Manche Dinge ändern sich nicht. Oder sie wiederholen sich. So wie Ruedi Suters Auftritt. Der Rektor der Berufsschule Lenzburg hat schon 1994 an der Chlausmärtzusammenkunft vor den versammelten Gemeindeammännern, Gemeindeschreibern und Gerichtspräsidenten eine Rede gehalten.

Ein zeitloser Beruf

23 Jahre später findet auch er: «Eigentlich sind die Themen immer die gleichen geblieben.» Und doch hat er einiges gefunden, dass sich verändert hat. Aus der Schule ist ein Zentrum mit verschiedenen Einheiten geworden. Die Digitalisierung hat Einzug gehalten. «Ein Polymechaniker muss heute nicht mehr selber an einem Stück Metall feilen, sondern einen Computer so programmieren, dass dieser die Arbeit ausführt.»

Diese Entwicklung ist noch lange nicht abgeschlossen. Suter berichtet von einer Studie, nach der 65 Prozent der heutigen Primarschüler später einen Beruf ergreifen werden, den es heute noch gar nicht gibt. Da dränge sich eine Frage auf: «Bilden wir das Richtige aus?» Einer, der einen zeitlosen Beruf ergriffen hatte, trat nach dem Imbiss mit langem, weissen Bart auf. Da in den Gemeinden auch dieses Jahr das eine oder andere Malheur zu wenig gut vertuscht wurde, hatte der Chlaus genügend Anekdoten.

Beispielsweise über Holderbank, wo für 50'000 Franken eine Wasserleitung ersetzt wurde und zu spät auffiel, dass die Leitung bereits vor fünf Jahren ausgewechselt wurde. Spezielles hatte der Chlaus aus Schafisheim zu berichten. Dort habe der Gemeinderat einen Pilotversuch gewagt und die Gemeinde an Coop verkauft. «Schafisheim ist somit die erste Prix-Garantie-Gemeinde in der Schweiz. Steuern werden neu mit Superpunkten bezahlt.» Des Weiteren haben sich in Rupperswil mehrere Leute an einer Jazz-Matinée verletzt und die Niederlenzer können gut jodeln.

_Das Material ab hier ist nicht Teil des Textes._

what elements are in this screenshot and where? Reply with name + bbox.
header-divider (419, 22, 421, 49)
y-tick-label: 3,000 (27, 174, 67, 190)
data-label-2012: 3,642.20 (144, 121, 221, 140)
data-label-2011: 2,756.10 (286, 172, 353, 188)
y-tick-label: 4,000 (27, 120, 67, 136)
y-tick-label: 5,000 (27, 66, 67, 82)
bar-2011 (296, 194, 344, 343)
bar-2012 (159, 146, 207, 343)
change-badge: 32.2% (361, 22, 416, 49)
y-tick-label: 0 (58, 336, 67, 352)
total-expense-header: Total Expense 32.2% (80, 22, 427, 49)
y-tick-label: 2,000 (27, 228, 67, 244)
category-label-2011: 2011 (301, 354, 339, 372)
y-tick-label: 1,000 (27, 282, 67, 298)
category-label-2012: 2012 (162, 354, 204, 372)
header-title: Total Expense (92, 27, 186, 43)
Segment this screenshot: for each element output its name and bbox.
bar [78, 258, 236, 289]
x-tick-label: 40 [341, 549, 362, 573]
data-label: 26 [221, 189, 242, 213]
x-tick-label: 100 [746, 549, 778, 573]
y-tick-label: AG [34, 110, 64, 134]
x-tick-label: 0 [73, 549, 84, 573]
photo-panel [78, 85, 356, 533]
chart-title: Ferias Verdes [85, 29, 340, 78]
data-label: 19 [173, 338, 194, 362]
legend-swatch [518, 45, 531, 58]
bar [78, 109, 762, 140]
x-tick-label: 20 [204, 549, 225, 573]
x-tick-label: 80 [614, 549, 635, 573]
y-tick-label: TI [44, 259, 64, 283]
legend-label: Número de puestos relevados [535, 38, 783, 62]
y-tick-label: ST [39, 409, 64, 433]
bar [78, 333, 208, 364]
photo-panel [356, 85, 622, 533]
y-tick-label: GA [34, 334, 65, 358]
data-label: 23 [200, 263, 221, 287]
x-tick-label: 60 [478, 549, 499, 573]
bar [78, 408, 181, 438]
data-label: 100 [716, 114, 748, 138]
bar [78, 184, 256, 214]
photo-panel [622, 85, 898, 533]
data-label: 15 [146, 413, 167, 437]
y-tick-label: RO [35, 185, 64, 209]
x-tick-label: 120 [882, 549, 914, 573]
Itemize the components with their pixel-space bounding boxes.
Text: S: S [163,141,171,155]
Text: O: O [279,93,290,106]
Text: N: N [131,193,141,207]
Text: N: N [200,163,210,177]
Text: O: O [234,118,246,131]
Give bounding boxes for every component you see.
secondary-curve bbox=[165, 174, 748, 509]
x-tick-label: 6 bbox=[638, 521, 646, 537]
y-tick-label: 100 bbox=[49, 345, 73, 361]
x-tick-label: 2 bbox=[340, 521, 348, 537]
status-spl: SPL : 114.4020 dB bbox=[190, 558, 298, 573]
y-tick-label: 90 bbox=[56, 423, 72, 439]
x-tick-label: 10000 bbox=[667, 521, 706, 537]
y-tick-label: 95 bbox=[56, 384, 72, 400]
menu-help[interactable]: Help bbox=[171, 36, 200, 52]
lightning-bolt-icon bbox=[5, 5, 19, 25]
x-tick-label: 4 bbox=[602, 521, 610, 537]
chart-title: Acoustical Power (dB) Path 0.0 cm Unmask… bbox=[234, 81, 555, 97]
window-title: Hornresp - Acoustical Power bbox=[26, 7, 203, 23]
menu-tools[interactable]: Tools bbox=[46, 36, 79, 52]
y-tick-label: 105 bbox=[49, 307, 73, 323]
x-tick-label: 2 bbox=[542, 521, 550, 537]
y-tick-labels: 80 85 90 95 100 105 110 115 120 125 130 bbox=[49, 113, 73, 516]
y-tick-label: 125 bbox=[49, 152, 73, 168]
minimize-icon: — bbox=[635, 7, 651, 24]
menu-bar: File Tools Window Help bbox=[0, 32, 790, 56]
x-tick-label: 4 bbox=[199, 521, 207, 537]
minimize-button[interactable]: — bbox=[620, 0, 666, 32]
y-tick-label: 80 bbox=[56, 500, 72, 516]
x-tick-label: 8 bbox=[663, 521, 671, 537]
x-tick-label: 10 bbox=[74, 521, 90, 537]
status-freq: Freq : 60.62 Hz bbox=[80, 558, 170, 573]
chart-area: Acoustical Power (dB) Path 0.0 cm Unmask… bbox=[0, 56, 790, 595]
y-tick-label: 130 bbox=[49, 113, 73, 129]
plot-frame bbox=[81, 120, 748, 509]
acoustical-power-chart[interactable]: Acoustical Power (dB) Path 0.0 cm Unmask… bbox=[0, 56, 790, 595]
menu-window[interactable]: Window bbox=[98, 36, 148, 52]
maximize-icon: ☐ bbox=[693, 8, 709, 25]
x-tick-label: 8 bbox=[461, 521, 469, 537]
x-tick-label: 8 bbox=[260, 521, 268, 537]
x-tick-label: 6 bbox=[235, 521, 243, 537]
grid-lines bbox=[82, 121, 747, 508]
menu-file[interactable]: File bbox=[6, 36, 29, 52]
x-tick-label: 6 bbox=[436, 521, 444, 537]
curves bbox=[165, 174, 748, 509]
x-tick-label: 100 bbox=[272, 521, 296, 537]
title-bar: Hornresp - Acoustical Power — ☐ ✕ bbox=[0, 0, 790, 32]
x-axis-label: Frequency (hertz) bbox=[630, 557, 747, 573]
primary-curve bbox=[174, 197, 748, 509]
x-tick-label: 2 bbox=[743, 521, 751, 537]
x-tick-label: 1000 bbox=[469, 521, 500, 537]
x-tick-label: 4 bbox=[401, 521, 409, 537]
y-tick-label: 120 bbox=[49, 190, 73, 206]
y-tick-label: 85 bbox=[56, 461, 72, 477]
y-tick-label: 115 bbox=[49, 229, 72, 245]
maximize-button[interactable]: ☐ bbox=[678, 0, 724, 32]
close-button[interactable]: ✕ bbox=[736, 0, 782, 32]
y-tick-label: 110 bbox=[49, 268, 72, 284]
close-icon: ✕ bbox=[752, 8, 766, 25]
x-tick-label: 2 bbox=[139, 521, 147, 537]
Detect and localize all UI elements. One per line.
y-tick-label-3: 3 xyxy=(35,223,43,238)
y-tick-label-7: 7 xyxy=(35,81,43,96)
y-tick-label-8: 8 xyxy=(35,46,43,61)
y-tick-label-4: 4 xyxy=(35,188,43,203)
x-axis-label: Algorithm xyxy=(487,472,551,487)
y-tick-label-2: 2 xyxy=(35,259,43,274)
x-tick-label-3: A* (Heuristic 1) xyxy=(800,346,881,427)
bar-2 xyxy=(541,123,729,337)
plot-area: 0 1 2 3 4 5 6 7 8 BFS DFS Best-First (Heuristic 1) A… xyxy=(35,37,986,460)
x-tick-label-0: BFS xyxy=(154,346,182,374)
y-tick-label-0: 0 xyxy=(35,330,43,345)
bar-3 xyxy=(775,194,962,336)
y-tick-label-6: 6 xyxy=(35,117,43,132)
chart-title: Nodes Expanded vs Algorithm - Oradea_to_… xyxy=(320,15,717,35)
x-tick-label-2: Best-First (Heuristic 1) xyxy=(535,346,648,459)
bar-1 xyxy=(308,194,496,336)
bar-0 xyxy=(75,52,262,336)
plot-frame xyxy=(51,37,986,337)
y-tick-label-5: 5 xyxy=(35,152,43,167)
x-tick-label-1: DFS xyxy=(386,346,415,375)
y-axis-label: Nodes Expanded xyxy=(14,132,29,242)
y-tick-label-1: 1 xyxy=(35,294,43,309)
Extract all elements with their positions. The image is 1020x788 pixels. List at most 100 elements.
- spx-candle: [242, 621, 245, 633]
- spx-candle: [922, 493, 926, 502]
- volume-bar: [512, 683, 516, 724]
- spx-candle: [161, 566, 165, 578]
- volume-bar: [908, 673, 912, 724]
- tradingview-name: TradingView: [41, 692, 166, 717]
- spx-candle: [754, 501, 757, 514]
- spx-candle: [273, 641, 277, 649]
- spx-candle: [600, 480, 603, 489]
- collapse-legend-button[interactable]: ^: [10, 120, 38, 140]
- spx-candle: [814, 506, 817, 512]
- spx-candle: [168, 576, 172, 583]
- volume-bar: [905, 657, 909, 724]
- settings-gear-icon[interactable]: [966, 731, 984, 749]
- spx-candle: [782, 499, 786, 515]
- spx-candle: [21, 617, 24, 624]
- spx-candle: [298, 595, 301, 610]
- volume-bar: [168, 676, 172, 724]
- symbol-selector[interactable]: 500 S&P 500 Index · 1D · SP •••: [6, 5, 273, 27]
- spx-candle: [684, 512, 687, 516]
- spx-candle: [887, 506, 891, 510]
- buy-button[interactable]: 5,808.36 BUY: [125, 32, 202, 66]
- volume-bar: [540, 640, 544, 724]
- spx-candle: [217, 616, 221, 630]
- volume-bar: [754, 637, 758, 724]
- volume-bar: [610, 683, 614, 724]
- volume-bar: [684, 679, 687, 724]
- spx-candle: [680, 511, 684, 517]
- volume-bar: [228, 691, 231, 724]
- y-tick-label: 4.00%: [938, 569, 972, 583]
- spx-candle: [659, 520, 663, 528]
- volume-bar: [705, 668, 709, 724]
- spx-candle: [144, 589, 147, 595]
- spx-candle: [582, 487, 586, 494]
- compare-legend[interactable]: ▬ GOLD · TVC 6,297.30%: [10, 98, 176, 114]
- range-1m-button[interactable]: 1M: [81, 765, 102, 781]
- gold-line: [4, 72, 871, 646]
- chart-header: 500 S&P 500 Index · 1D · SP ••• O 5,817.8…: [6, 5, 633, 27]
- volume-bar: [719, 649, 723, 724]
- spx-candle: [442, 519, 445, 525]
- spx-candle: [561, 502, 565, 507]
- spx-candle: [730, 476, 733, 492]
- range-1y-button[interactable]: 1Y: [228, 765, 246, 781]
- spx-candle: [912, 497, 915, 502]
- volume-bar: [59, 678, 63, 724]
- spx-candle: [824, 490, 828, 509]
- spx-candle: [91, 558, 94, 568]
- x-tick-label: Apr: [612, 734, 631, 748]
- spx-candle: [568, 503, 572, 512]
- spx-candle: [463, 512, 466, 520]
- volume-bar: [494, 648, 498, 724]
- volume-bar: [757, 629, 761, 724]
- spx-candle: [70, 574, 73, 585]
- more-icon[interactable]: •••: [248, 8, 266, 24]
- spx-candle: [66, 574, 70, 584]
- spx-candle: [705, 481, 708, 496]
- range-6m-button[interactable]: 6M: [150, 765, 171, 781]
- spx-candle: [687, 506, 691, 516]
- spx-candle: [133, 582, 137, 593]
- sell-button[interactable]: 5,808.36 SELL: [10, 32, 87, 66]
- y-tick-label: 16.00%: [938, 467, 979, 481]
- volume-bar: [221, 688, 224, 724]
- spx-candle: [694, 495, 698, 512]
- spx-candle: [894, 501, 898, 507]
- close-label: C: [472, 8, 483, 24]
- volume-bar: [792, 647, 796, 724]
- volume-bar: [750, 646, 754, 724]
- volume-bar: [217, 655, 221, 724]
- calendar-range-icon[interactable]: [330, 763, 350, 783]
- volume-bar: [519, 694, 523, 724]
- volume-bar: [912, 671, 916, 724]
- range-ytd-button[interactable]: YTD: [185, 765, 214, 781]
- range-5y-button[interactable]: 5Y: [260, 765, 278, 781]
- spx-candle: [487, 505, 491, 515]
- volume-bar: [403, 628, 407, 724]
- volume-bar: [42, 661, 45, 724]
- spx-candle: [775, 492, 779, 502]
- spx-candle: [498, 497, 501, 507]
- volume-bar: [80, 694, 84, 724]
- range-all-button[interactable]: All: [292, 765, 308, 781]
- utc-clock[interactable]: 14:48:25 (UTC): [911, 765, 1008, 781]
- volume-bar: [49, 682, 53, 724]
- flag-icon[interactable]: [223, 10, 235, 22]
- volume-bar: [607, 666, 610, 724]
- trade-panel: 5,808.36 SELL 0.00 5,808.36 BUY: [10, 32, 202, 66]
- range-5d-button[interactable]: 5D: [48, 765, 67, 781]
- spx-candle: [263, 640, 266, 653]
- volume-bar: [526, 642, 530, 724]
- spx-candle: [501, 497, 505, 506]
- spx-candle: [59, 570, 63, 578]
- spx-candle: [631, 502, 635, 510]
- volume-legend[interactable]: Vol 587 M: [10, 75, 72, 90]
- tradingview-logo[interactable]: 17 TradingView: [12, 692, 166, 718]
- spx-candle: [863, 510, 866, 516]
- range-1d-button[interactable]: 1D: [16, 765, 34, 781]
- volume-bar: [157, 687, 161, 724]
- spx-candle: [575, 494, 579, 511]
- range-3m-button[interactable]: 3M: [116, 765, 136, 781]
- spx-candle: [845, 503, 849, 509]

Spatenstich für neuen Bahnhof

Stadtammann Daniel Mosimann orientierte sich am amerikanischen Präsidenten für seine Ansprache und streute ein paar Fake News. Er habe gehört, dass Staufen bald Fusionsgespräche mit Lenzburg aufnehmen wolle, deshalb sei der Gemeindeschreiber Mike Barth der Zusammenkunft ferngeblieben.

Gute Neuigkeiten hatte Mosimann auch für die Pendler: «Am Zapfenstreich findet der Spatenstich für den neuen Bahnhof statt.» Am meisten Lacher erntete sein Spruch über den Goffersberger, der am Anlass ausgeschenkt wurde. «Der Wein wird mit einer Goldmedaille ausgezeichnet.»